そして、これらの実施例はいずれも市販の鉱油系タービン油と比較し、いずれの基本性能も同等かそれ以上の性能であることがわかる。
一方、ポリオールエステルD及びEに酸化防止剤を組み合わせた比較例1は、静置熱安定性試験において、色変化、動粘度増加、酸価増加の値が大きく、腐食酸化安定度試験における動粘度増加も大きい。また、ポリオールエステルFに酸化防止剤を組み合わせた比較例2は、静置熱安定性試験の結果は良好であるが、酸化安定度試験の圧力降下時間が短く、酸化安定性に劣ることがわかる。
実施例3及び比較例1のタービン油組成物を、水力発電所の水力発電設備のタービン油として用いて、1年の実機試験を行った。実機試験を行った水力発電設備の仕様を表5に示す。試験開始から1年経過時の試験油を採取し、性状分析を行った。その結果を表6に示す。

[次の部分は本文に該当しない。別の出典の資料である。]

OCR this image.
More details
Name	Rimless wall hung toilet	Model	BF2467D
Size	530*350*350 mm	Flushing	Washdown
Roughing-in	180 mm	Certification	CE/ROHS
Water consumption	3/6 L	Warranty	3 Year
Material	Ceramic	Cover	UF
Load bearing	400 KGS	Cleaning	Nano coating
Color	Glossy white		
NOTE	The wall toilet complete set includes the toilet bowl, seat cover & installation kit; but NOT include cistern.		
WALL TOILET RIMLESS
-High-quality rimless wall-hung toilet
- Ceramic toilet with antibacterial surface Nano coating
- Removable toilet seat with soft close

表6に示すように、コンプレックスエステルBと、アミン系酸化防止剤及びフェノール系酸化防止剤を組み合わせた実施例3は、実際の発電設備用タービン油として長期間使用した際にも、発電機の差異や潤滑箇所の差異によらず、動粘度変化、酸価増加ともに非常に小さい値であり、タービン油として優れた性能を有していた。一方、ポリオールエステルD及びEに酸化防止剤を組み合わせた比較例1は、実際の発電設備用タービン油として長期間使用した際の動粘度変化、酸価増加が大きかった。